Place Value: Hundreds
What you'll learn: You'll discover how three-digit numbers work by understanding the hundreds place—the leftmost position in numbers like 345 or 702.
What Is the Hundreds Place?
You already know that a two-digit number has a ones place (on the right) and a tens place (to its left).
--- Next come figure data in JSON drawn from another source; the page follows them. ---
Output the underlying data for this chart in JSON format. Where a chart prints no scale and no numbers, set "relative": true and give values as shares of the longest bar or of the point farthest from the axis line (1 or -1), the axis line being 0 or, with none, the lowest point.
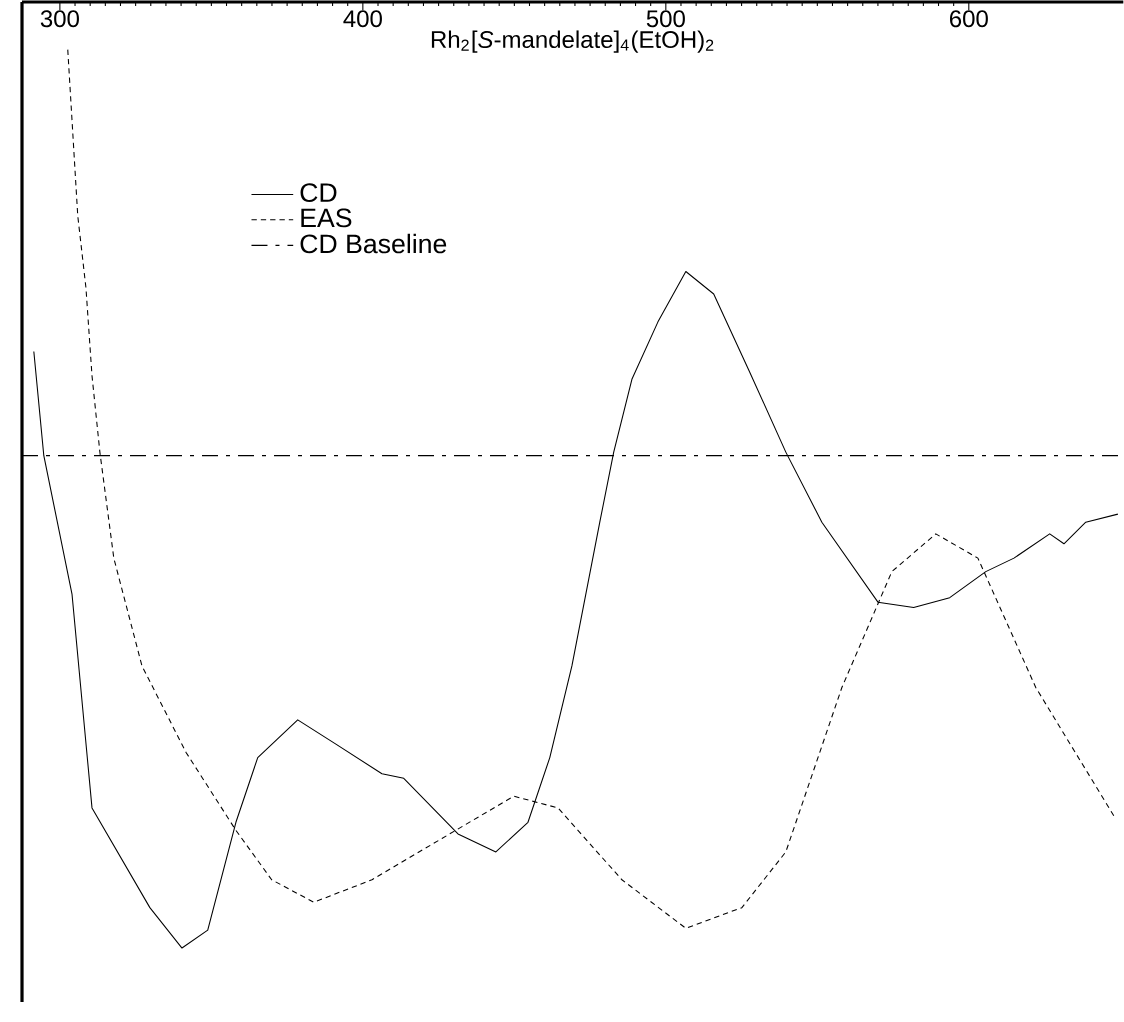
{
  "chart_data": {
    "type": "line",
    "title": "Rh$_{2}$[*S*-mandelate]$_{4}$(EtOH)$_{2}$",
    "relative": true,
    "xlim": [
      287.5,
      651
    ],
    "xticks": [
      300,
      400,
      500,
      600
    ],
    "legend": "top left",
    "grid": false,
    "series": [
      {
        "name": "CD",
        "color": "#000000",
        "line_style": "solid",
        "x": [
          291.4,
          294.7,
          304.0,
          310.6,
          329.7,
          340.3,
          348.8,
          358.1,
          365.3,
          378.5,
          391.1,
          406.3,
          413.5,
          431.4,
          443.9,
          454.5,
          461.7,
          469.0,
          478.2,
          482.8,
          488.8,
          497.4,
          506.6,
          515.8,
          527.7,
          539.6,
          551.5,
          570.0,
          581.8,
          593.7,
          605.6,
          614.9,
          626.7,
          631.4,
          638.6,
          649.2
        ],
        "values": [
          0.664,
          0.548,
          0.394,
          0.156,
          0.045,
          0,
          0.02,
          0.14,
          0.212,
          0.254,
          0.227,
          0.194,
          0.189,
          0.127,
          0.107,
          0.14,
          0.212,
          0.314,
          0.474,
          0.552,
          0.633,
          0.697,
          0.753,
          0.728,
          0.641,
          0.552,
          0.474,
          0.385,
          0.379,
          0.39,
          0.419,
          0.434,
          0.461,
          0.45,
          0.474,
          0.483
        ]
      },
      {
        "name": "EAS",
        "color": "#000000",
        "line_style": "dashed",
        "x": [
          302.6,
          305.9,
          308.6,
          310.6,
          313.2,
          317.8,
          327.1,
          341.6,
          358.1,
          369.9,
          383.8,
          403.0,
          426.1,
          449.8,
          464.4,
          485.5,
          506.6,
          525.1,
          539.6,
          558.1,
          574.6,
          589.1,
          603.0,
          622.1,
          647.9
        ],
        "values": [
          1,
          0.815,
          0.735,
          0.637,
          0.552,
          0.434,
          0.314,
          0.218,
          0.131,
          0.076,
          0.051,
          0.076,
          0.122,
          0.169,
          0.156,
          0.076,
          0.022,
          0.045,
          0.107,
          0.29,
          0.419,
          0.461,
          0.434,
          0.29,
          0.147
        ]
      }
    ],
    "ref_lines": [
      {
        "axis": "y",
        "value": 0.548,
        "label": "CD Baseline",
        "color": "#000000",
        "line_style": "dashdot"
      }
    ]
  }
}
When we count beyond 99, we need a third position: the hundreds place.
Think of it like stacking blocks in towers:
- Ones place = individual blocks
- Tens place = towers of 10 blocks each
- Hundreds place = giant crates holding 10 towers (or 100 blocks)
Reading Three-Digit Numbers
Let's look at the number 347:
Hundreds | Tens | Ones
3 | 4 | 7
This means:
- 3 in the hundreds place = 3 groups of 100 = 300
- 4 in the tens place = 4 groups of 10 = 40
- 7 in the ones place = 7 individual ones = 7
Add them together: 300 + 40 + 7 = 347
Why Position Matters
The same digit means different amounts depending on where it sits:
- The "2" in 234 means 200 (two hundreds)
- The "2" in 524 means 20 (two tens)
- The "2" in 562 means 2 (two ones)
Each position is worth 10 times more than the position to its right.
Examples to Practice
- 805 = 800 + 0 + 5 (eight hundreds, zero tens, five ones)
- 120 = 100 + 20 + 0 (one hundred, two tens, zero ones)
- 999 = 900 + 90 + 9 (nine hundreds, nine tens, nine ones)
Key Takeaway: The hundreds place is the leftmost position in a three-digit number, representing groups of 100. Understanding this position lets you read and work with any number from 100 to 999.